Quick Start Guide

This guide walks through running your first PolyzyMD simulation.

Overview

A typical PolyzyMD workflow:

  1. Initialize project with polyzymd init

  2. Add structure files (PDB, SDF)

  3. Configure simulation (edit YAML file)

  4. Validate the configuration

  5. Submit jobs to HPC cluster

Step 1: Initialize Your Project

The easiest way to start is with the init command, which creates a complete project scaffold:

polyzymd init --name my_simulation

This creates:

my_simulation/
├── config.yaml              <- Template configuration (edit this)
├── structures/              <- Add your PDB/SDF files here
│   ├── place_protein_here.placeholder.txt
│   └── place_ligand_here.placeholder.txt
├── job_scripts/             <- SLURM scripts will go here
└── slurm_logs/              <- Job output will go here

Tip

The config.yaml template has all sections commented out with example values. This teaches you the configuration syntax while you customize it for your system.

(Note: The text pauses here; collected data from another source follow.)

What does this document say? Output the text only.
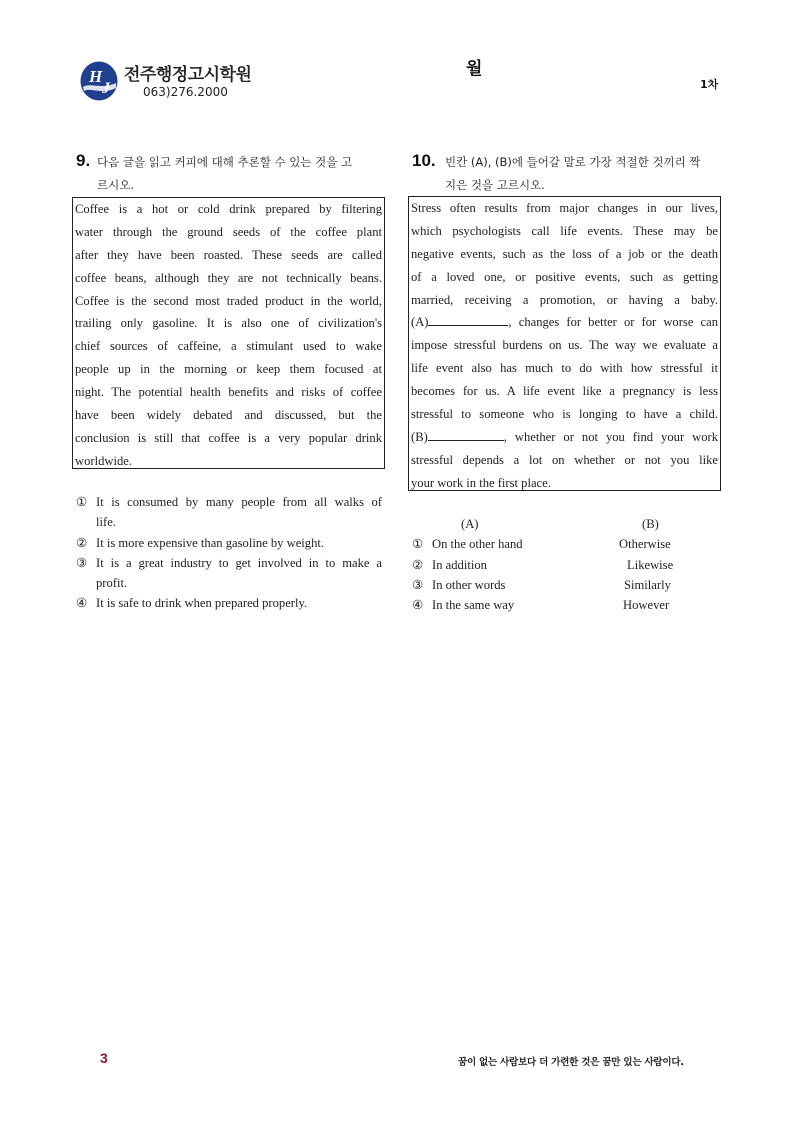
H
J
전주행정고시학원
063)276.2000
월
1차
9. 다음 글을 읽고 커피에 대해 추론할 수 있는 것을 고
르시오.
Coffee is a hot or cold drink prepared by filtering
water through the ground seeds of the coffee plant
after they have been roasted. These seeds are called
coffee beans, although they are not technically beans.
Coffee is the second most traded product in the world,
trailing only gasoline. It is also one of civilization's
chief sources of caffeine, a stimulant used to wake
people up in the morning or keep them focused at
night. The potential health benefits and risks of coffee
have been widely debated and discussed, but the
conclusion is still that coffee is a very popular drink
worldwide.
① It is consumed by many people from all walks of
life.
② It is more expensive than gasoline by weight.
③ It is a great industry to get involved in to make a
profit.
④ It is safe to drink when prepared properly.
10. 빈칸 (A), (B)에 들어갈 말로 가장 적절한 것끼리 짝
지은 것을 고르시오.
Stress often results from major changes in our lives,
which psychologists call life events. These may be
negative events, such as the loss of a job or the death
of a loved one, or positive events, such as getting
married, receiving a promotion, or having a baby.
(A)	, changes for better or for worse can
impose stressful burdens on us. The way we evaluate a
life event also has much to do with how stressful it
becomes for us. A life event like a pregnancy is less
stressful to someone who is longing to have a child.
(B)	, whether or not you find your work
stressful depends a lot on whether or not you like
your work in the first place.
(A)	(B)
① On the other hand	Otherwise
② In addition	Likewise
③ In other words	Similarly
④ In the same way	However
3	꿈이 없는 사람보다 더 가련한 것은 꿈만 있는 사람이다.
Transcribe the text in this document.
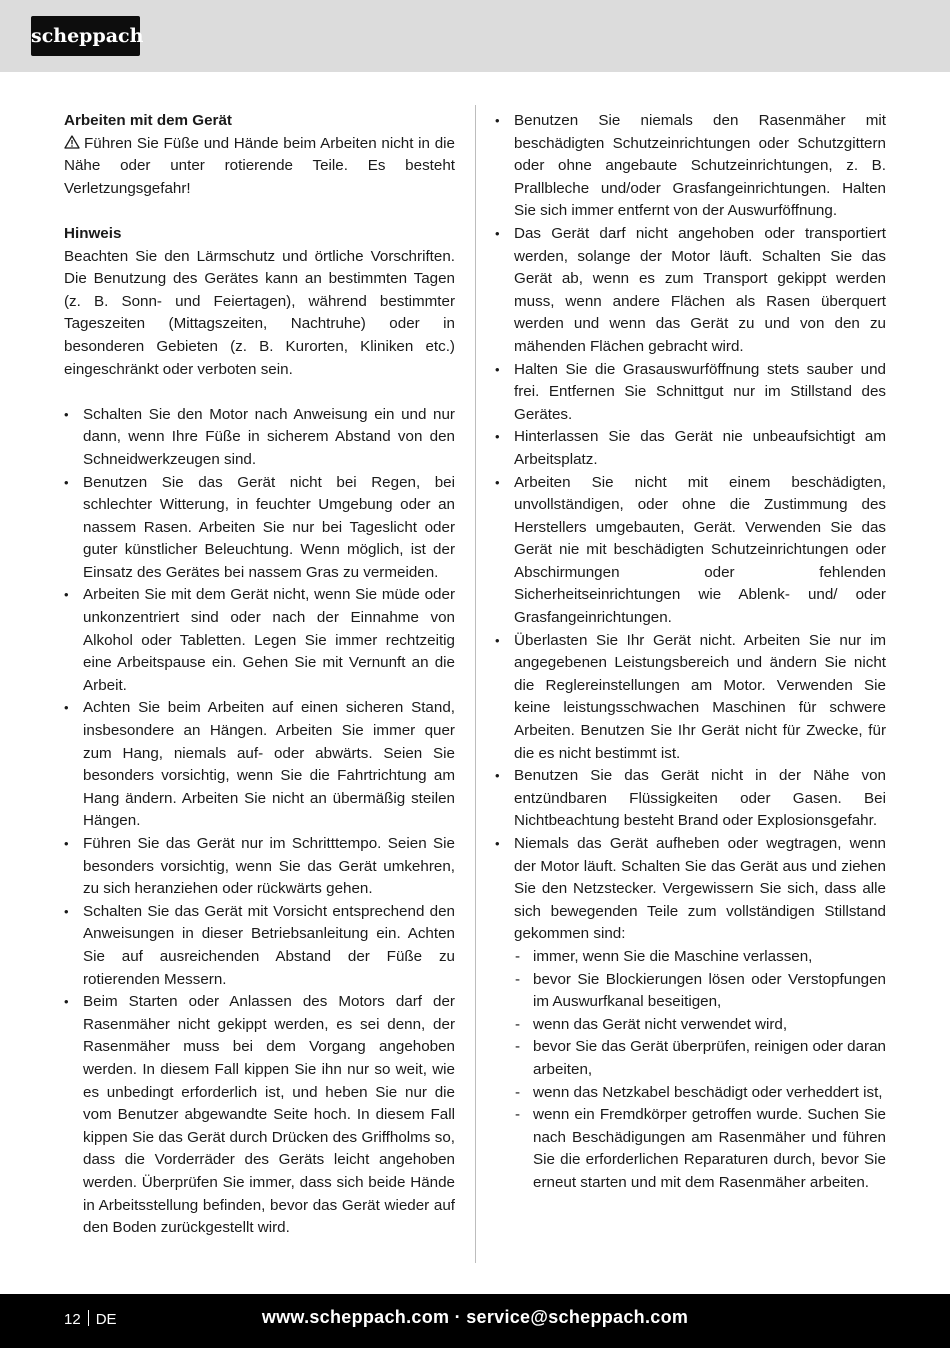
scheppach

Arbeiten mit dem Gerät

Führen Sie Füße und Hände beim Arbeiten nicht in die Nähe oder unter rotierende Teile. Es besteht Verletzungsgefahr!

Hinweis

Beachten Sie den Lärmschutz und örtliche Vorschriften. Die Benutzung des Gerätes kann an bestimmten Tagen (z. B. Sonn- und Feiertagen), während bestimmter Tageszeiten (Mittagszeiten, Nachtruhe) oder in besonderen Gebieten (z. B. Kurorten, Kliniken etc.) eingeschränkt oder verboten sein.

• Schalten Sie den Motor nach Anweisung ein und nur dann, wenn Ihre Füße in sicherem Abstand von den Schneidwerkzeugen sind.
• Benutzen Sie das Gerät nicht bei Regen, bei schlechter Witterung, in feuchter Umgebung oder an nassem Rasen. Arbeiten Sie nur bei Tageslicht oder guter künstlicher Beleuchtung. Wenn möglich, ist der Einsatz des Gerätes bei nassem Gras zu vermeiden.
• Arbeiten Sie mit dem Gerät nicht, wenn Sie müde oder unkonzentriert sind oder nach der Einnahme von Alkohol oder Tabletten. Legen Sie immer rechtzeitig eine Arbeitspause ein. Gehen Sie mit Vernunft an die Arbeit.
• Achten Sie beim Arbeiten auf einen sicheren Stand, insbesondere an Hängen. Arbeiten Sie immer quer zum Hang, niemals auf- oder abwärts. Seien Sie besonders vorsichtig, wenn Sie die Fahrtrichtung am Hang ändern. Arbeiten Sie nicht an übermäßig steilen Hängen.
• Führen Sie das Gerät nur im Schritttempo. Seien Sie besonders vorsichtig, wenn Sie das Gerät umkehren, zu sich heranziehen oder rückwärts gehen.
• Schalten Sie das Gerät mit Vorsicht entsprechend den Anweisungen in dieser Betriebsanleitung ein. Achten Sie auf ausreichenden Abstand der Füße zu rotierenden Messern.
• Beim Starten oder Anlassen des Motors darf der Rasenmäher nicht gekippt werden, es sei denn, der Rasenmäher muss bei dem Vorgang angehoben werden. In diesem Fall kippen Sie ihn nur so weit, wie es unbedingt erforderlich ist, und heben Sie nur die vom Benutzer abgewandte Seite hoch. In diesem Fall kippen Sie das Gerät durch Drücken des Griffholms so, dass die Vorderräder des Geräts leicht angehoben werden. Überprüfen Sie immer, dass sich beide Hände in Arbeitsstellung befinden, bevor das Gerät wieder auf den Boden zurückgestellt wird.
• Benutzen Sie niemals den Rasenmäher mit beschädigten Schutzeinrichtungen oder Schutzgittern oder ohne angebaute Schutzeinrichtungen, z. B. Prallbleche und/oder Grasfangeinrichtungen. Halten Sie sich immer entfernt von der Auswurföffnung.
• Das Gerät darf nicht angehoben oder transportiert werden, solange der Motor läuft. Schalten Sie das Gerät ab, wenn es zum Transport gekippt werden muss, wenn andere Flächen als Rasen überquert werden und wenn das Gerät zu und von den zu mähenden Flächen gebracht wird.
• Halten Sie die Grasauswurföffnung stets sauber und frei. Entfernen Sie Schnittgut nur im Stillstand des Gerätes.
• Hinterlassen Sie das Gerät nie unbeaufsichtigt am Arbeitsplatz.
• Arbeiten Sie nicht mit einem beschädigten, unvollständigen, oder ohne die Zustimmung des Herstellers umgebauten, Gerät. Verwenden Sie das Gerät nie mit beschädigten Schutzeinrichtungen oder Abschirmungen oder fehlenden Sicherheitseinrichtungen wie Ablenk- und/ oder Grasfangeinrichtungen.
• Überlasten Sie Ihr Gerät nicht. Arbeiten Sie nur im angegebenen Leistungsbereich und ändern Sie nicht die Reglereinstellungen am Motor. Verwenden Sie keine leistungsschwachen Maschinen für schwere Arbeiten. Benutzen Sie Ihr Gerät nicht für Zwecke, für die es nicht bestimmt ist.
• Benutzen Sie das Gerät nicht in der Nähe von entzündbaren Flüssigkeiten oder Gasen. Bei Nichtbeachtung besteht Brand oder Explosionsgefahr.
• Niemals das Gerät aufheben oder wegtragen, wenn der Motor läuft. Schalten Sie das Gerät aus und ziehen Sie den Netzstecker. Vergewissern Sie sich, dass alle sich bewegenden Teile zum vollständigen Stillstand gekommen sind:
- immer, wenn Sie die Maschine verlassen,
- bevor Sie Blockierungen lösen oder Verstopfungen im Auswurfkanal beseitigen,
- wenn das Gerät nicht verwendet wird,
- bevor Sie das Gerät überprüfen, reinigen oder daran arbeiten,
- wenn das Netzkabel beschädigt oder verheddert ist,
- wenn ein Fremdkörper getroffen wurde. Suchen Sie nach Beschädigungen am Rasenmäher und führen Sie die erforderlichen Reparaturen durch, bevor Sie erneut starten und mit dem Rasenmäher arbeiten.
12 DE	www.scheppach.com · service@scheppach.com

Step 2: Add Your Structure Files

Copy your prepared structure files into the structures/ directory:

cd my_simulation

# Copy your enzyme PDB
cp /path/to/my_enzyme.pdb structures/enzyme.pdb

# Copy your substrate SDF (if using)
cp /path/to/my_substrate.sdf structures/substrate.sdf

# Remove the placeholder files
rm structures/*.placeholder.txt

Enzyme PDB Requirements

Your enzyme PDB must be simulation-ready:

  • All hydrogens added

  • Missing residues/atoms modeled

  • Proper protonation states

  • No alternate conformations

  • No crystallographic waters/ligands (unless intentional)

Recommended preparation tools:

  • PDB2PQR - Protonation

  • CHARMM-GUI - Full preparation

  • PyMOL/Chimera - Manual inspection

Substrate SDF Requirements (if using)

  • 3D coordinates (from docking or crystal structure)

  • Correct protonation state for simulation pH

  • Single conformer (or specify conformer_index in config)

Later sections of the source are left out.